Yakushima is an important place in Japan, designated a UNESCO Natural World Heritage Site. It has several mountains with elevations of over 1,000m, and the number of hikers visiting the island has increased in recent years. There are hiking trails to accompany people of all levels, from beginners to experts. Today, I’ll be introducing two courses and showing you the best parts of Yakushima!
General Advice for Hiking in Yakushima
If you’re going to hike in Yakushima, you absolutely must prepare for rain. It rains so much that people claim it rains 8 days per week! The ground becomes slippery and it’s easy to get cold, so adequate preparation is essential.
Be sure to eat somewhere that makes a good resting spot. Natural spring water flows from the ground in many places, so for rehydration, one plastic bottle should suffice.
Beginners should considering hiring a guide. I actually hired a guide myself, and in addition to showing you the right way, they’ll prepare you the bare essentials, teach you about vegetation and animals during the hike, and point out recommended spots on the island. The guide I hired also prepared the dolls that I took the picture of (above). I liked the picture so much that I made it my cellphone background!
[Intermediate -> Advanced Level Trail] Jomon Sugi (Cedar) Round-Trip Hiking Course
First, I’ll be introducing the most famous course. It leads to the largest Jomon Cedar (Jomon is a reference to the Jomon period, though the actual age of the tree is older) on the island.
It takes about 10 hours and is 20 kilometers long in total, starting from the Arakawa Trailhead.
Departure happens before sunrise. How long it takes to reach the trailhead will depend on where you come from, but expect about one hour by car. There are also busses available.
Be sure to bring a light, because you’ll be walking about three hours on a trolley path. This path is flat and mostly straight, so we sang some songs to keep ourselves awake.
Once you’ve come to the end of the long, straight trolley road, you’ll spend the next 40 minutes climbing wooden stairs and using a stone path. After this, you’ll finally arrive at Wilson’s stump, famous for being shaped like a heart. After you’ve relaxed for a bit, it’s time to head off for the Jomon Cedar.
The next path takes about 90 minutes, but has many steep hills and can be exhausting, so be sure to take plenty of rests.
It’s a long trek, but the scenery along the way is great, and you’ll forget how tired you are once you arrive at the 6,900 year old Jomon Cedar!
Information: Bus: Get off at Arakawa Tozanguchi stop. Closed December 1st -> the end of February
[Beginner -> Intermediate Trail] See the World of Princess Mononoke on Shiratani Unsuikyo Trail
There are many different paths to choose from depending on your destination. I’ll be showing you the trail to Taiko Iwa, which takes about five hours round trip. I spent the last morning of my time in Yakushima on this trail.
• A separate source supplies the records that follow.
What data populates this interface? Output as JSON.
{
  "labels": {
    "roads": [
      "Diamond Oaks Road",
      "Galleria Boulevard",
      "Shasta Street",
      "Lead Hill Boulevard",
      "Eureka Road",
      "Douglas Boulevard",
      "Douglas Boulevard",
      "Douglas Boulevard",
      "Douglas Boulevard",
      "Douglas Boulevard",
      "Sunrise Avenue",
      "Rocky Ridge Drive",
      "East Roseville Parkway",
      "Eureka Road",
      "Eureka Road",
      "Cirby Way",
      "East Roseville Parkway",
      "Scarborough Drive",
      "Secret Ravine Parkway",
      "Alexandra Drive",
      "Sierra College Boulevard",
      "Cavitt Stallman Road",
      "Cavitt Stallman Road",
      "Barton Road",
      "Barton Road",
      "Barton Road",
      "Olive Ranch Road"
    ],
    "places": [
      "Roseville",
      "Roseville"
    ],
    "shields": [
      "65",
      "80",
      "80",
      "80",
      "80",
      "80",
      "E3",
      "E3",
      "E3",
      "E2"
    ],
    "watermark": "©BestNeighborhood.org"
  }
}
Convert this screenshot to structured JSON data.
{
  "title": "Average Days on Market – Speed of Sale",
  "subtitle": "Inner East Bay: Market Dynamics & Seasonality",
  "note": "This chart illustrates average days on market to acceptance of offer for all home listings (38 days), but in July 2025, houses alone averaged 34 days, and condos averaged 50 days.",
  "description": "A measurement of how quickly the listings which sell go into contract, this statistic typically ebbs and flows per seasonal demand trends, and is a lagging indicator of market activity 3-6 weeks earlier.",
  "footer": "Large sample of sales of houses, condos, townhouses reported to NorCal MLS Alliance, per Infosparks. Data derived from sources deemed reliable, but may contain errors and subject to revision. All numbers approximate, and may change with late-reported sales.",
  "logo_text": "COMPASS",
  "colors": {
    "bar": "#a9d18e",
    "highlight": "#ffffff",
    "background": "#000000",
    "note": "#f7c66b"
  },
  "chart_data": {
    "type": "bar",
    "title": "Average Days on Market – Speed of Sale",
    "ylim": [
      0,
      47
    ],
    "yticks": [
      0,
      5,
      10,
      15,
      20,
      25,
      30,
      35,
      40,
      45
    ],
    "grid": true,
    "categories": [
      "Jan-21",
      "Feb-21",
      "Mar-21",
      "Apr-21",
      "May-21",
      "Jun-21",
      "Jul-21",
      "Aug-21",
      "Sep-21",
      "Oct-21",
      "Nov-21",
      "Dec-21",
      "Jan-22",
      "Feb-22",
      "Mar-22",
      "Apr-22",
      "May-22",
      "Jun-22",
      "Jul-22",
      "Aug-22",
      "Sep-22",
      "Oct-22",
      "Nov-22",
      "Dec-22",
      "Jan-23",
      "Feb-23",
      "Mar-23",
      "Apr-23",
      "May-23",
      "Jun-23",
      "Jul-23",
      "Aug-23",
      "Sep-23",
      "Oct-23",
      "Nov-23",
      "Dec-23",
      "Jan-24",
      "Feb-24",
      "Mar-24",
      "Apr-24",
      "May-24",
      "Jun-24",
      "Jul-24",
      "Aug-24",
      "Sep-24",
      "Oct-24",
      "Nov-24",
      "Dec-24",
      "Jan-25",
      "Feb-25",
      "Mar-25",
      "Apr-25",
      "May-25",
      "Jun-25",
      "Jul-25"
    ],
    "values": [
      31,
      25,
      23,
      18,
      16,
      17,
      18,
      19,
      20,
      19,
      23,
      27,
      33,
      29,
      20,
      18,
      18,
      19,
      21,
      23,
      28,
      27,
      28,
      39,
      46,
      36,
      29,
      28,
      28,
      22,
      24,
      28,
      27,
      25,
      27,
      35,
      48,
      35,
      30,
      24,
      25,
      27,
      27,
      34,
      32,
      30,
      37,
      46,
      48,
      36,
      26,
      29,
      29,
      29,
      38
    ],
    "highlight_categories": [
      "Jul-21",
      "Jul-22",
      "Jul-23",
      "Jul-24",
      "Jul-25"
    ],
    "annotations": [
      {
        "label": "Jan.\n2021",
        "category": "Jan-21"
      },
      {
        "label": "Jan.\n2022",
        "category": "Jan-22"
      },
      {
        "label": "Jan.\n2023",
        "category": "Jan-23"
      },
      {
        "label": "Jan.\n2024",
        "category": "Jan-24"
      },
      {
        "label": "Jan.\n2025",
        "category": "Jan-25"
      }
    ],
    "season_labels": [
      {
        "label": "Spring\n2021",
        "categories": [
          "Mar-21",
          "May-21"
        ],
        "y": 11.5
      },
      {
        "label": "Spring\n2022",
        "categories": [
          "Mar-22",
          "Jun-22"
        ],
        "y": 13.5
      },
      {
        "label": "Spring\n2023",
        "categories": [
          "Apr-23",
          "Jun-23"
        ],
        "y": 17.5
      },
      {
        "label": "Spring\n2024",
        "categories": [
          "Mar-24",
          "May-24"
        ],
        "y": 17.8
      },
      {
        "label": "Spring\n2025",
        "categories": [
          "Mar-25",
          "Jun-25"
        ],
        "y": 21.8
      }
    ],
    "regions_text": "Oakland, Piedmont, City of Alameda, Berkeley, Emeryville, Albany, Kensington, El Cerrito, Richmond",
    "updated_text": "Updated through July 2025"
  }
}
The scenery along this trail is beautiful, and it has far less changes in elevation than the Jomon Sugi trail, making it a much easier climb by comparison. There are also many streams and waterfalls along the way.
Famous director and creator of Princess Mononoke Hayao Miyazaki himself has visited here many times.
The similarity between some of the scenery on the Shiratani Unsuikyo Trail and Princess Mononoke is uncanny. The colors of the mossy forest (Mononoke’s Forest) are especially beautiful.
The course ends at Taiko Iwa, a huge boulder from which you can get a beautiful view of the ancient forest that’s sure to take your breath (and tiredness) away.
- There is a 300JPY charge for using the trail. This money is used to protect and maintain the environment.
- If using the bus, get off at Shiratani Unsuikyo stop (bus will not run in case of snow)
I introduced two hiking trails in this article, but there’s plenty more to see in Yakushima. There is a variety of vegetation as the climate ranges from subtropical to temperate, and many endemic species such as yakusugi (Yakushima cedars) can be found here. The island has the most in all of Japan.
On the trails, it’s not unlikely to encounter indigenous Yakushima macaques and deer, either. Visit this unique island to see things you can’t enjoy anywhere else.